Nul faire-part. Pas de Fred. Pas de nouvelles, durant deux mois ! Enfin voici cette convocation du notaire, où il m'est recommandé de faire établir un pouvoir régulier, si je désire être représenté. Mais cette suggestion m'a laissé froid : je me représente très bien moi-même et j'éprouve si peu d'appréhension à me retrouver en présence de ma famille que je n'ai pas hésité à emmener ma femme. Nous avons simplement pris la précaution de passer chez le teinturier. En y regardant de très près, quelque malintentionné dirait qu'il nous manque un peu de noir.
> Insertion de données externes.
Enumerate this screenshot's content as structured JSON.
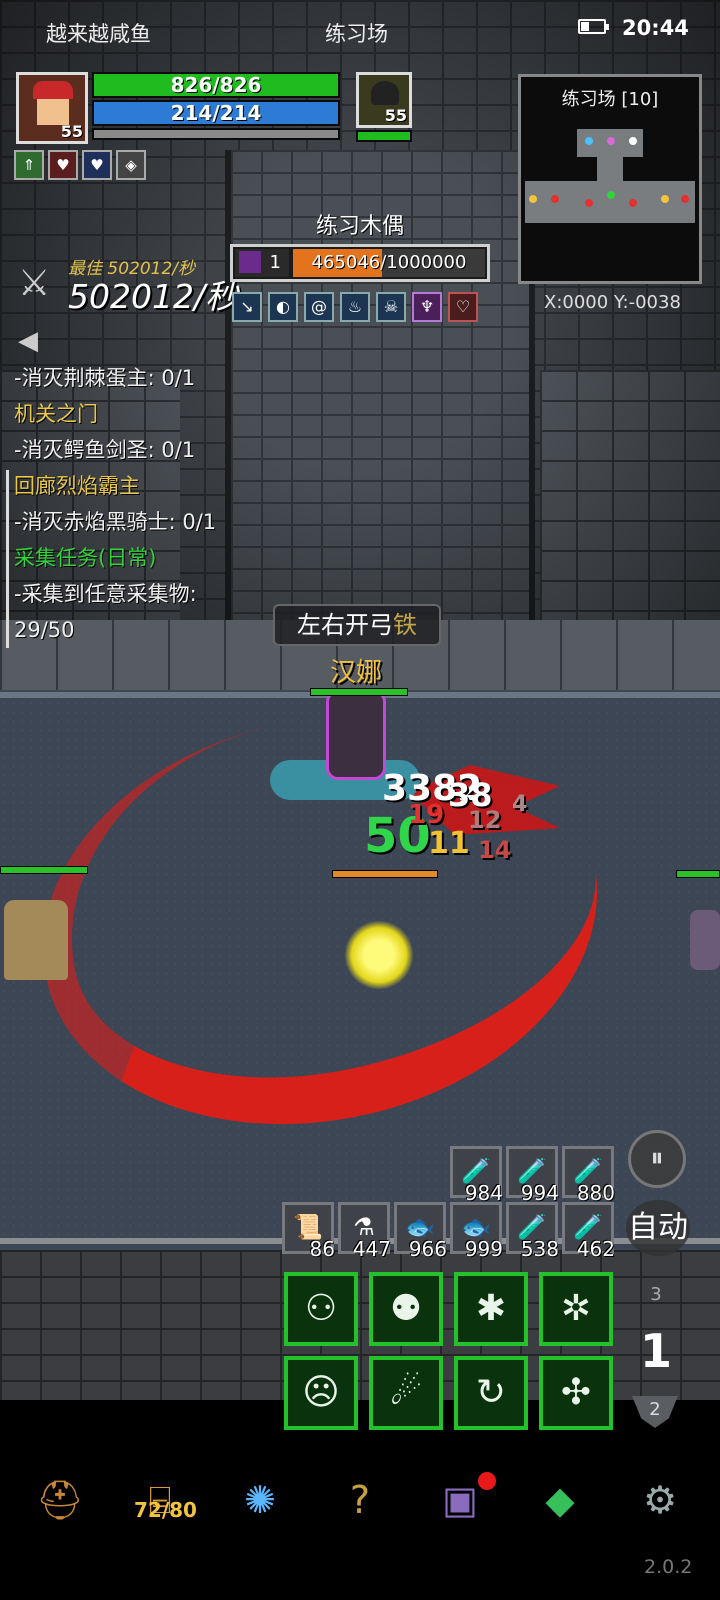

Il n'y a que le noir neuf pour être parfaitement funèbre ; la teinture a toujours des hésitations. Je ne crois pas non plus que notre allure soit assez écrasée, nos chevilles assez discrètes.
Bien qu'un petit flot de crêpe (du crêpe de Chine très mince : deuil mineur) ait remplacé le petit flot de tulle blanc que Monique portait cinq mois plus tôt, ce voyage reste un voyage, un ersatz de voyage de noces. Ma femme, cette fille de l'Est, s'est accrochée depuis Le Mans à la portière : elle s'étonne de ces haies qui se resserrent de plus en plus. Nous avons changé de train à Sablé, puis à Segré, et le tortillard vient enfin de nous déposer à la halte de Soledot qu'un bon kilomètre sépare du village.
— Sô…led…ôt ! chante l'unique employé, se gargarisant de ces o, voyelles essentielles de ce pays pluvieux, et agitant avec satisfaction son drapeau rouge.
Il le roule aussitôt, tandis que nous sautons sur le gravier étoilé de pissenlits et que le train repart, soufflant gris, vers Chazé. On ne me salue point : ce cheminot était naguère le seul électeur de Soledot capable de refuser sa voix au marquis de Lindigné et d'expédier ses gosses à l'école laïque. Mais le portillon secoue déjà sa ferraille derrière nous. Bocage, ma patrie ! Intimement mélangés, l'air est vert et l'herbe vive. Les talus ploient sous leurs ronces et sous leurs têtards de chênes, coiffés de près à la serpe. Le chemin creux de la Croix-Rabault s'enfonce entre les halliers : ses ornières luisent, larges comme des fossés, remplies à ras bord d'une eau visqueuse où rouissent les trognons de choux. Voici la porcelaine mince des églantines, dont le fruit, cet automne, fournira aux gamins du bourg d'inépuisables réserves de poil à gratter. Voici le jaune acide des colzas, les rouvres rongés de parmélies, les petites vaches qui partagent avec les pies l'honneur d'hésiter entre le noir soutane et le blanc barrière. Voici l'Ommée, offrant sa bourbe aux battoirs des laveuses. Voici Soledot, dont le clocher file la laine grise des nuages. Sur la place triangulaire, ne frémissent plus que onze tilleuls : je cherche en vain le douzième. Épicerie, café de la Boule d'Or, maréchal ferrant, charron, poste rurale, cure : partout, les rideaux bougent d'un centimètre. Nulle autre apparence de vie sous les masures basses. Comme il se doit, M eSaint-Germain habite une maison plus haute, un peu à l'écart, à distance suffisante des choucas, des bruits d'enclume, des sorties d'école et des relents de corne brûlée.